Le langage

Les troubles du langage, comme l’a indiqué dès le début L. Kanner, font partie de la symptomatologie de l’Autisme Infantile. Leur étude semble permettre de porter un pronostic sur le devenir de la personnalité de l’enfant au diagnostic d’Autisme Infantile. La sévérité de ces désordres varie selon les cas : soit le langage ne se développe pas, soit il apparaît précocement mais reste peu communicatif, soit il apparaît tard plus ou moins altéré et pauvre.

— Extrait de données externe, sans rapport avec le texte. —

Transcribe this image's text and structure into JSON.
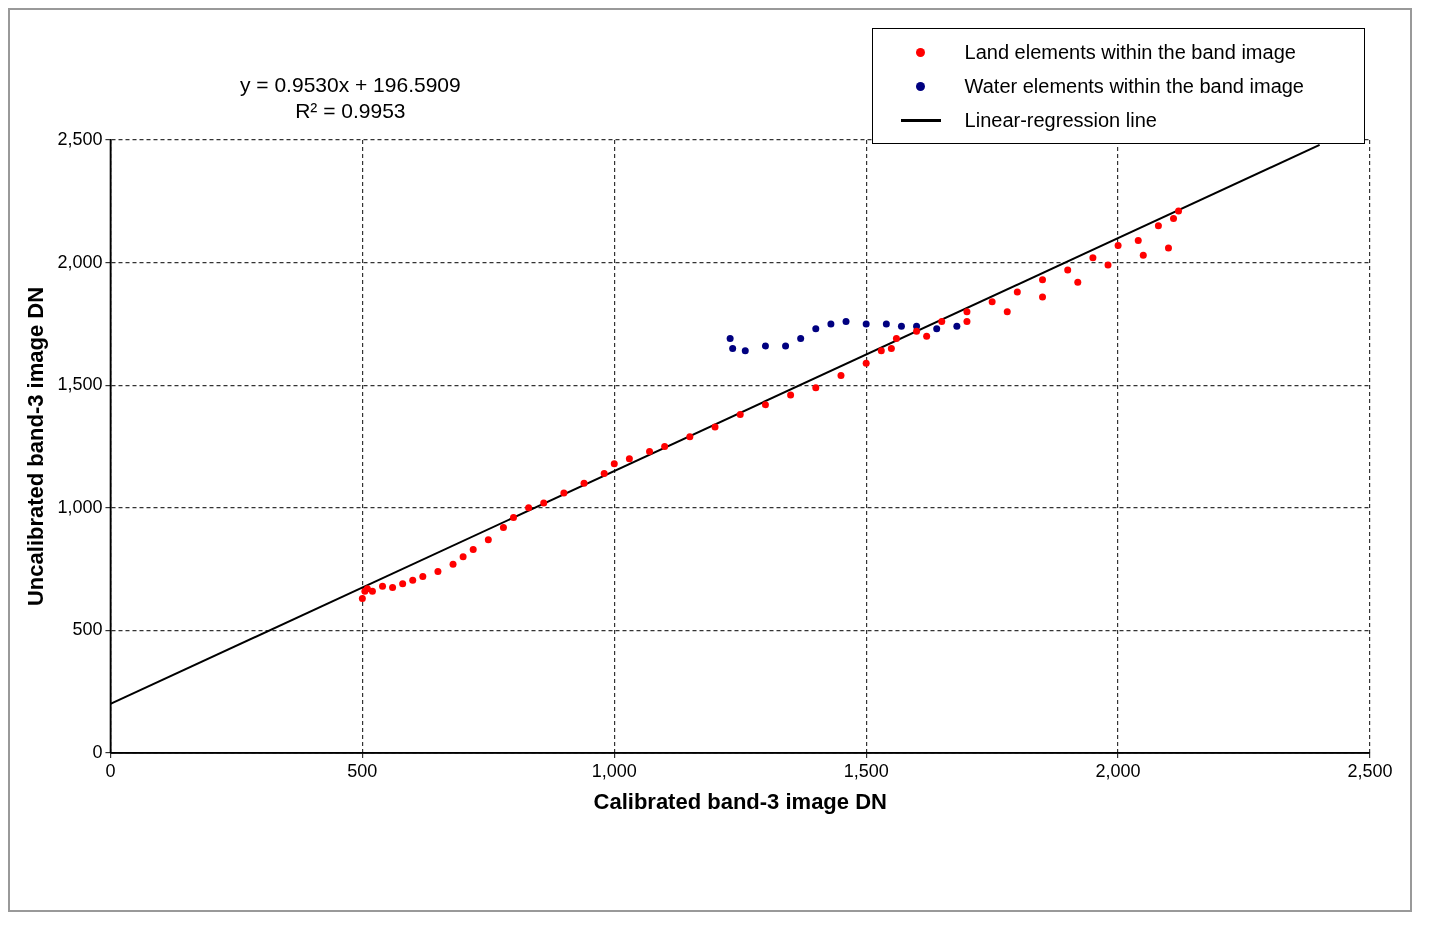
{
  "chart_data": {
    "type": "scatter",
    "xlabel": "Calibrated band-3 image DN",
    "ylabel": "Uncalibrated band-3 image DN",
    "annotations": [
      "y = 0.9530x + 196.5909",
      "R² = 0.9953"
    ],
    "series": [
      {
        "name": "Land elements within the band image",
        "color": "#ff0000",
        "marker": "circle",
        "x": [
          500,
          505,
          510,
          520,
          540,
          560,
          580,
          600,
          620,
          650,
          680,
          700,
          720,
          750,
          780,
          800,
          830,
          860,
          900,
          940,
          980,
          1000,
          1030,
          1070,
          1100,
          1150,
          1200,
          1250,
          1300,
          1350,
          1400,
          1450,
          1500,
          1530,
          1560,
          1600,
          1650,
          1700,
          1750,
          1800,
          1850,
          1900,
          1950,
          2000,
          2040,
          2080,
          2110,
          2120,
          2100,
          2050,
          1980,
          1920,
          1850,
          1780,
          1700,
          1620,
          1550
        ],
        "values": [
          630,
          660,
          670,
          660,
          680,
          675,
          690,
          705,
          720,
          740,
          770,
          800,
          830,
          870,
          920,
          960,
          1000,
          1020,
          1060,
          1100,
          1140,
          1180,
          1200,
          1230,
          1250,
          1290,
          1330,
          1380,
          1420,
          1460,
          1490,
          1540,
          1590,
          1640,
          1690,
          1720,
          1760,
          1800,
          1840,
          1880,
          1930,
          1970,
          2020,
          2070,
          2090,
          2150,
          2180,
          2210,
          2060,
          2030,
          1990,
          1920,
          1860,
          1800,
          1760,
          1700,
          1650
        ]
      },
      {
        "name": "Water elements within the band image",
        "color": "#000080",
        "marker": "circle",
        "x": [
          1230,
          1235,
          1260,
          1300,
          1340,
          1370,
          1400,
          1430,
          1460,
          1500,
          1540,
          1570,
          1600,
          1640,
          1680
        ],
        "values": [
          1690,
          1650,
          1640,
          1660,
          1660,
          1690,
          1730,
          1750,
          1760,
          1750,
          1750,
          1740,
          1740,
          1730,
          1740
        ]
      },
      {
        "name": "Linear-regression line",
        "type": "line",
        "color": "#000000",
        "x": [
          0,
          2400
        ],
        "values": [
          200,
          2480
        ]
      }
    ],
    "xlim": [
      0,
      2500
    ],
    "xticks": [
      {
        "value": 0,
        "label": "0"
      },
      {
        "value": 500,
        "label": "500"
      },
      {
        "value": 1000,
        "label": "1,000"
      },
      {
        "value": 1500,
        "label": "1,500"
      },
      {
        "value": 2000,
        "label": "2,000"
      },
      {
        "value": 2500,
        "label": "2,500"
      }
    ],
    "ylim": [
      0,
      2500
    ],
    "yticks": [
      {
        "value": 0,
        "label": "0"
      },
      {
        "value": 500,
        "label": "500"
      },
      {
        "value": 1000,
        "label": "1,000"
      },
      {
        "value": 1500,
        "label": "1,500"
      },
      {
        "value": 2000,
        "label": "2,000"
      },
      {
        "value": 2500,
        "label": "2,500"
      }
    ],
    "grid": true,
    "legend": "top right"
  }
}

La moitié des enfants porteurs d’un diagnostic d’Autisme Infantile ne possédera jamais un langage à valeur communicative, même si certains répètent en écho certains mots, voire certaines phrases. Un petit nombre seulement possédera un langage évolué à l’âge adulte. Des anomalies persisteront cependant : utilisation et compréhension littérales des mots et des expressions, difficultés en général à comprendre l’abstraction, très gros problèmes avec les mots polysémiques, ou qui expriment des nuances. L’inversion pronominale est très fréquente de même qu’une confusion entre les mots et les concepts qui vont par paire : dessus-dessous, avant-après, cuillère-fourchette, etc. Les néologismes sont également fréquents chez l’enfant et peuvent persister chez l’adulte. Enfin, certains enfants parlent par mots isolés, par bouts de phrases ou par langage gestuel et par écrit (lorsque ceci leur a été enseigné).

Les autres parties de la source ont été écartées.